From the Research
In central facial palsy, the lower face is primarily affected while the upper face is relatively spared. This pattern occurs because the upper facial muscles receive bilateral cortical innervation (from both hemispheres of the brain), while the lower facial muscles receive only contralateral innervation (from the opposite hemisphere) 1. When a lesion occurs in the brain's motor cortex or along the corticobulbar tract above the facial nucleus in the pons, it disrupts signals to the contralateral lower face, causing weakness of the mouth and cheek on the side opposite to the brain lesion. The patient typically presents with drooping of the corner of the mouth, difficulty smiling symmetrically, and food collection in the affected cheek. The forehead and eye closure remain largely intact because these upper facial movements continue to receive innervation from the unaffected hemisphere.
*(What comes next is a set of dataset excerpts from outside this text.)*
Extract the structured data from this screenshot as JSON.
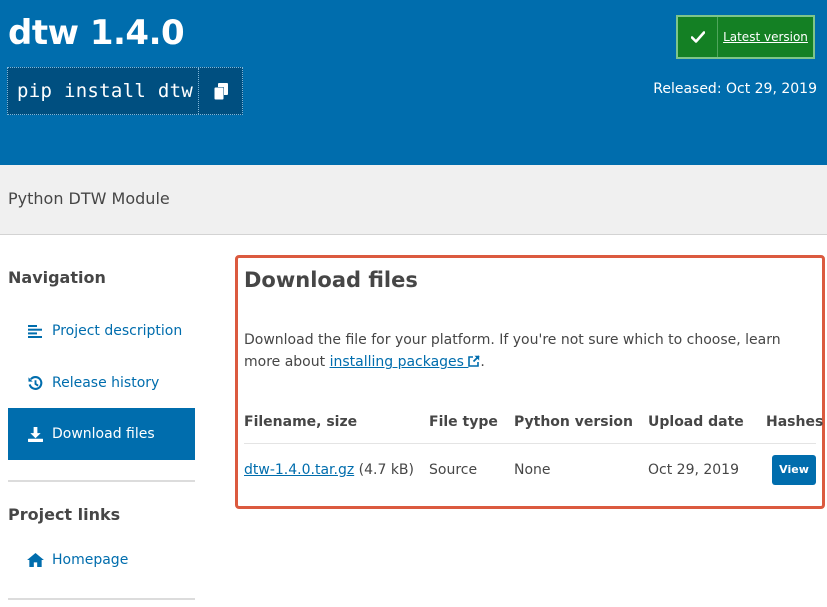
{
  "header": {
    "title": "dtw 1.4.0",
    "pip_command": "pip install dtw",
    "copy_icon": "copy-icon",
    "latest_badge": {
      "icon": "check-icon",
      "label": "Latest version"
    },
    "released": "Released: Oct 29, 2019"
  },
  "summary": {
    "text": "Python DTW Module"
  },
  "sidebar": {
    "navigation_heading": "Navigation",
    "items": [
      {
        "label": "Project description",
        "icon": "list-icon",
        "active": false
      },
      {
        "label": "Release history",
        "icon": "history-icon",
        "active": false
      },
      {
        "label": "Download files",
        "icon": "download-icon",
        "active": true
      }
    ],
    "links_heading": "Project links",
    "links": [
      {
        "label": "Homepage",
        "icon": "home-icon"
      }
    ]
  },
  "main": {
    "title": "Download files",
    "description_prefix": "Download the file for your platform. If you're not sure which to choose, learn more about ",
    "description_link": "installing packages",
    "description_suffix": ".",
    "table": {
      "headers": [
        "Filename, size",
        "File type",
        "Python version",
        "Upload date",
        "Hashes"
      ],
      "rows": [
        {
          "filename": "dtw-1.4.0.tar.gz",
          "size": "(4.7 kB)",
          "file_type": "Source",
          "python_version": "None",
          "upload_date": "Oct 29, 2019",
          "hashes_button": "View"
        }
      ]
    }
  },
  "colors": {
    "brand_blue": "#006dad",
    "latest_green": "#148024",
    "highlight_red": "#db5a3f"
  }
}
Some key points to consider in central facial palsy include:
- The distinction between central and peripheral facial nerve palsy can be difficult but is very important for the workup and treatment 2
- Central facial palsy is commonly seen in stroke patients and serves as an important localizing sign in neurological examinations
- The use of quantitative ultrasonography of facial muscles can help to better characterize their status in patients with chronic facial palsy 3
- The assessment and rehabilitation interventions for central facial palsy in patients with acquired brain injury are still being researched and developed 4
It is essential to note that central facial palsy can be caused by various conditions, including stroke, tumors, and demyelinating lesions 2. A thorough diagnostic workup, including imaging studies and neurological examination, is necessary to determine the underlying cause of the condition. The affected area in central facial palsy is primarily the lower face, with the upper face being relatively spared, and this pattern is crucial for diagnosis and treatment 1.